CHAPITRE V

A SAINT-MICHEL-DE-FRIGOLET

L’Abbaye en ruines. — M. Donnat. — La chapelle dorée. — La
Montagnette. — Frère Philippe. — La procession des bouteilles. —
Saint Antoine de Graveson. — Le pensionnat en débandade. -- Le
couvent des Prémontrés.

Quand mes parents eurent vu que la passion du jeu me dévoyait par
trop et que je manquais l’école sans discontinuité pour aller tout le
jour polissonner dans les champs, avec les petits paysans, ils dirent
:

-- Faut l’enfermer.

Et, un matin, sur la charrette du Mas, les serviteurs chargèrent un
petit lit de sangles, une caisse de sapin pour serrer mes papiers,
et, enfin, pour enfermer mes habits et mes hardes, une malle
recouverte de peau de porc avec son poil. Et je partis, le coeur
gros, accompagné de ma mère qui me consolait en route et du gros
chien de garde qu’on appelait le "Juif" pour un endroit nommé
Saint-Michel-de-Frigolet.

C’était un ancien monastère, situé dans la Montagnette, à. deux
heures de notre Mas, entre Graveson, Tarascon et Barbentane. Les
terres de Saint-Michel, à la Révolution, s’étaient vendues au détail
pour quelques assignats, et l’abbaye à l’abandon, dépouillée de ses
biens, inhabitée et solitaire, restait veuve, là-haut, au milieu d’un
désert, ouverte aux quatre vents et aux bêtes sauvages. Certains
contrebandiers, parfois, y faisaient de la poudre. Les bergers,
lorsqu’il pleuvait, y logeaient leurs brebis dans l’église.

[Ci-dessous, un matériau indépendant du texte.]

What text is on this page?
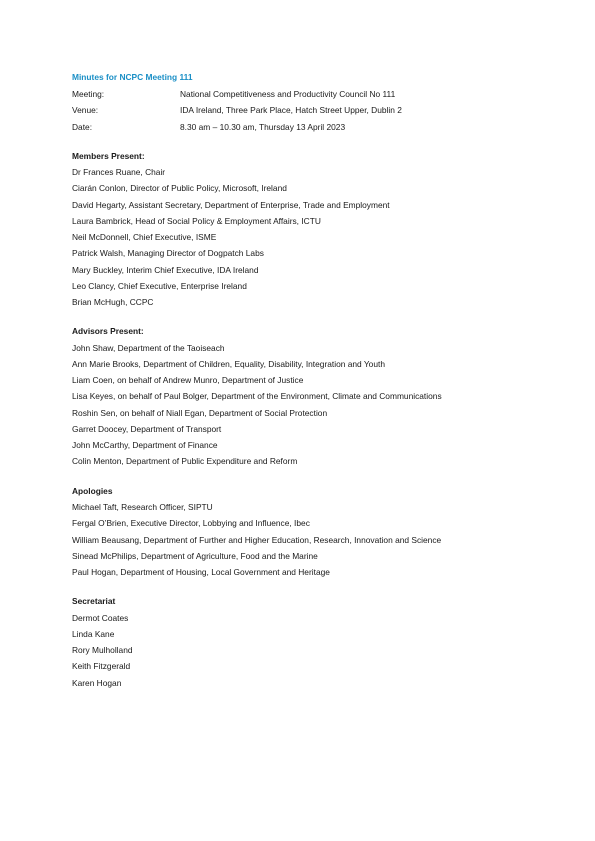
Minutes for NCPC Meeting 111
Meeting:	National Competitiveness and Productivity Council No 111
Venue:	IDA Ireland, Three Park Place, Hatch Street Upper, Dublin 2
Date:	8.30 am – 10.30 am, Thursday 13 April 2023
Members Present:
Dr Frances Ruane, Chair
Ciarán Conlon, Director of Public Policy, Microsoft, Ireland
David Hegarty, Assistant Secretary, Department of Enterprise, Trade and Employment
Laura Bambrick, Head of Social Policy & Employment Affairs, ICTU
Neil McDonnell, Chief Executive, ISME
Patrick Walsh, Managing Director of Dogpatch Labs
Mary Buckley, Interim Chief Executive, IDA Ireland
Leo Clancy, Chief Executive, Enterprise Ireland
Brian McHugh, CCPC
Advisors Present:
John Shaw, Department of the Taoiseach
Ann Marie Brooks, Department of Children, Equality, Disability, Integration and Youth
Liam Coen, on behalf of Andrew Munro, Department of Justice
Lisa Keyes, on behalf of Paul Bolger, Department of the Environment, Climate and Communications
Roshin Sen, on behalf of Niall Egan, Department of Social Protection
Garret Doocey, Department of Transport
John McCarthy, Department of Finance
Colin Menton, Department of Public Expenditure and Reform
Apologies
Michael Taft, Research Officer, SIPTU
Fergal O’Brien, Executive Director, Lobbying and Influence, Ibec
William Beausang, Department of Further and Higher Education, Research, Innovation and Science
Sinead McPhilips, Department of Agriculture, Food and the Marine
Paul Hogan, Department of Housing, Local Government and Heritage
Secretariat
Dermot Coates
Linda Kane
Rory Mulholland
Keith Fitzgerald
Karen Hogan
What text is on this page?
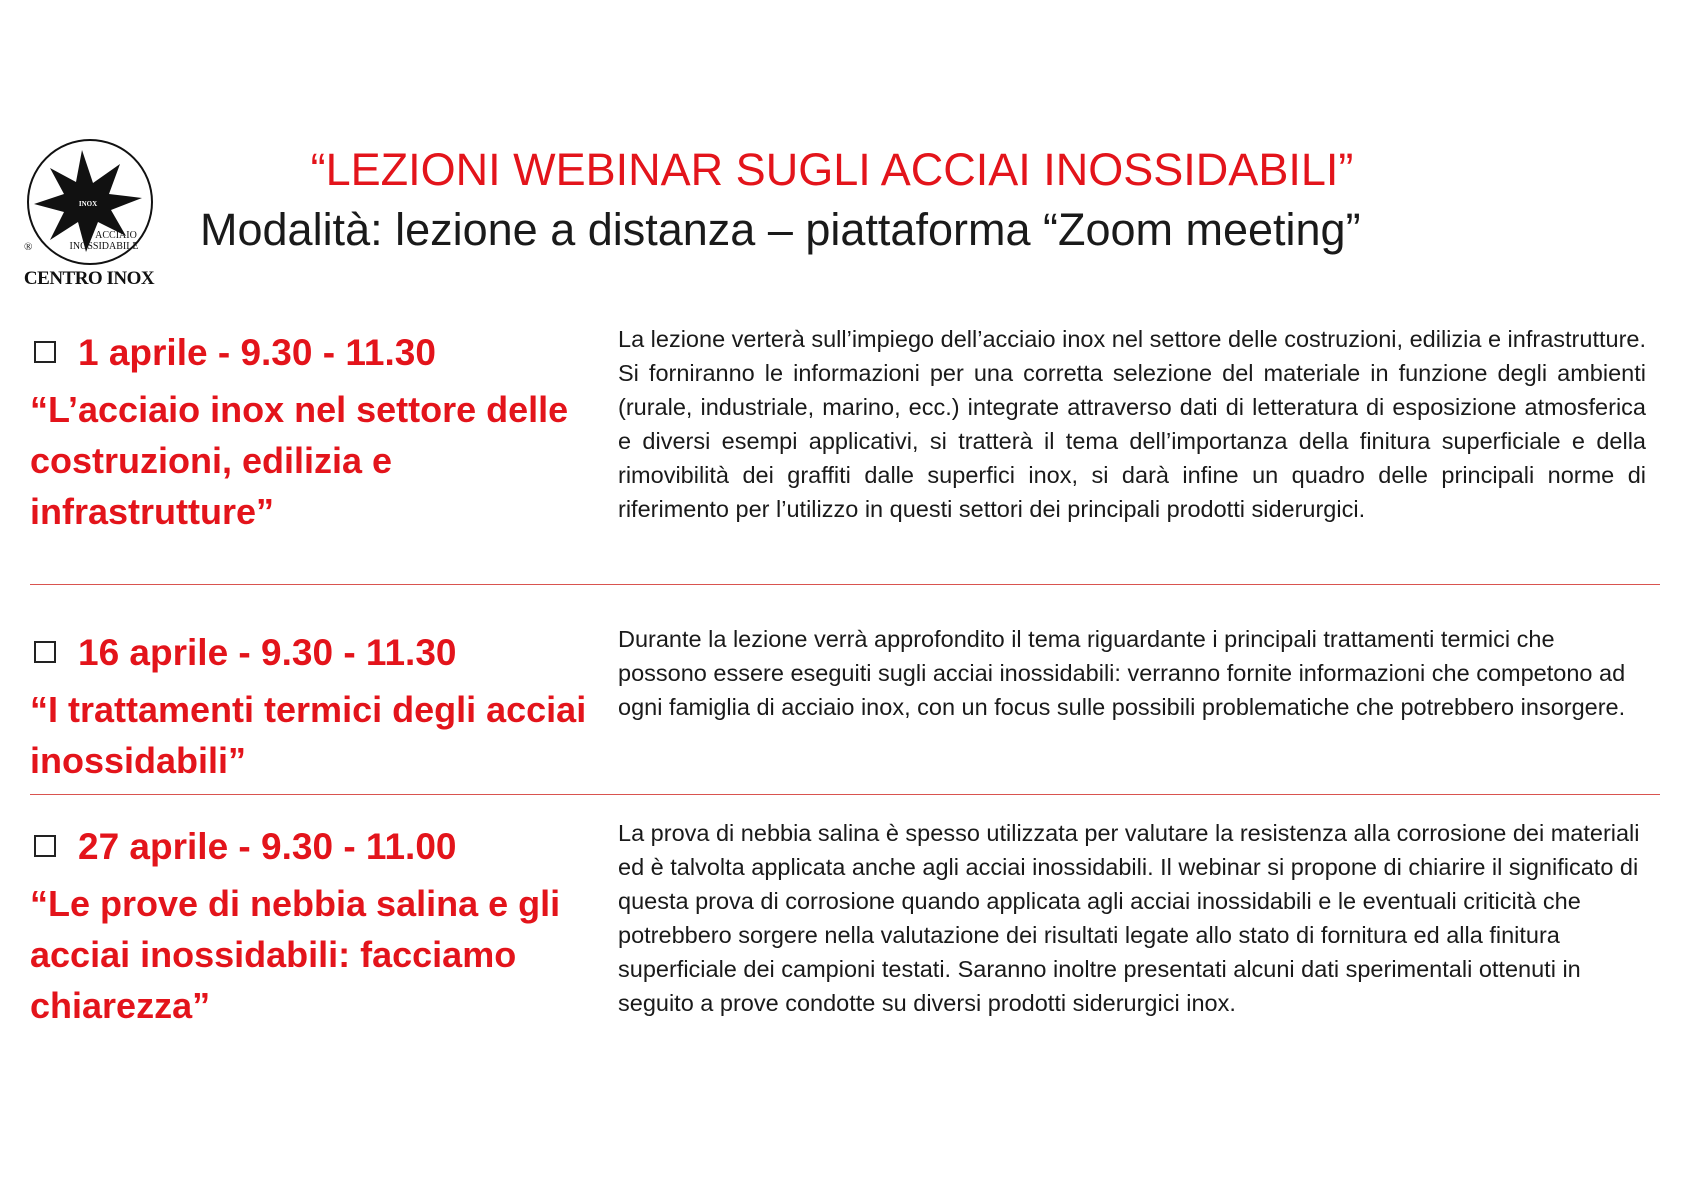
INOX
ACCIAIO
INOSSIDABILE
®
CENTRO INOX
“LEZIONI WEBINAR SUGLI ACCIAI INOSSIDABILI”
Modalità: lezione a distanza – piattaforma “Zoom meeting”
1 aprile - 9.30 - 11.30
“L’acciaio inox nel settore delle costruzioni, edilizia e infrastrutture”
La lezione verterà sull’impiego dell’acciaio inox nel settore delle costruzioni, edilizia e infrastrutture. Si forniranno le informazioni per una corretta selezione del materiale in funzione degli ambienti (rurale, industriale, marino, ecc.) integrate attraverso dati di letteratura di esposizione atmosferica e diversi esempi applicativi, si tratterà il tema dell’importanza della finitura superficiale e della rimovibilità dei graffiti dalle superfici inox, si darà infine un quadro delle principali norme di riferimento per l’utilizzo in questi settori dei principali prodotti siderurgici.
16 aprile - 9.30 - 11.30
“I trattamenti termici degli acciai inossidabili”
Durante la lezione verrà approfondito il tema riguardante i principali trattamenti termici che possono essere eseguiti sugli acciai inossidabili: verranno fornite informazioni che competono ad ogni famiglia di acciaio inox, con un focus sulle possibili problematiche che potrebbero insorgere.
27 aprile - 9.30 - 11.00
“Le prove di nebbia salina e gli acciai inossidabili: facciamo chiarezza”
La prova di nebbia salina è spesso utilizzata per valutare la resistenza alla corrosione dei materiali ed è talvolta applicata anche agli acciai inossidabili. Il webinar si propone di chiarire il significato di questa prova di corrosione quando applicata agli acciai inossidabili e le eventuali criticità che potrebbero sorgere nella valutazione dei risultati legate allo stato di fornitura ed alla finitura superficiale dei campioni testati. Saranno inoltre presentati alcuni dati sperimentali ottenuti in seguito a prove condotte su diversi prodotti siderurgici inox.
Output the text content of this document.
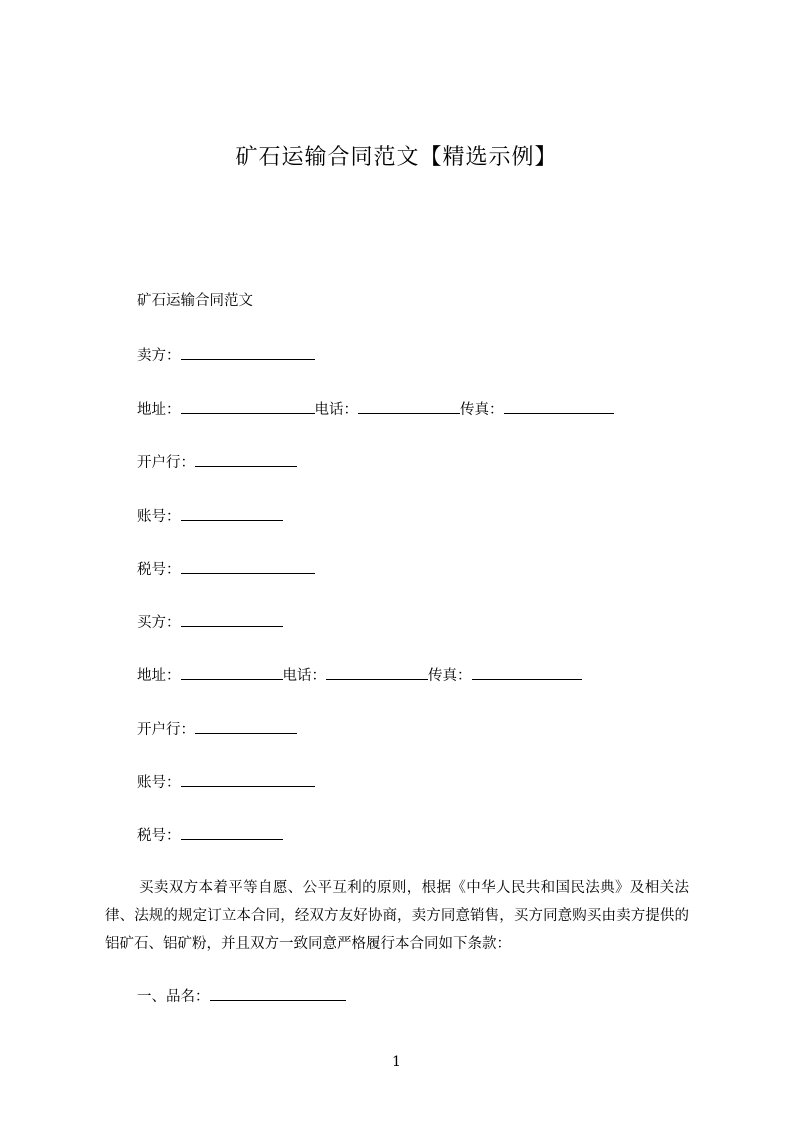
矿石运输合同范文【精选示例】
矿石运输合同范文
卖方：
地址：	电话：	传真：
开户行：
账号：
税号：
买方：
地址：	电话：	传真：
开户行：
账号：
税号：
买卖双方本着平等自愿、公平互利的原则，根据《中华人民共和国民法典》及相关法律、法规的规定订立本合同，经双方友好协商，卖方同意销售，买方同意购买由卖方提供的铝矿石、铝矿粉，并且双方一致同意严格履行本合同如下条款：
一、品名：
1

Les
joueurs des pays voisins : le Pante de Graveson, le Cap de Maillane,
le Gelé de Barbentane, le Dangereux de Château-Renard, pour se garer
des gendarmes, y venaient en cachette, l’hiver, à minuit, tailler le
vendôme, et là, à la clarté de quelques chandelles pâles, pendant
que l’or roulait au mouvement des cartes, les jurons, les blasphèmes,
retentissaient sous les voûtes, à la place des psaumes qu’on y
entendait jadis. Puis, la partie achevée, les bambocheurs buvaient,
mangeaient et ribotaient, faisant bombance jusqu’à l’aube.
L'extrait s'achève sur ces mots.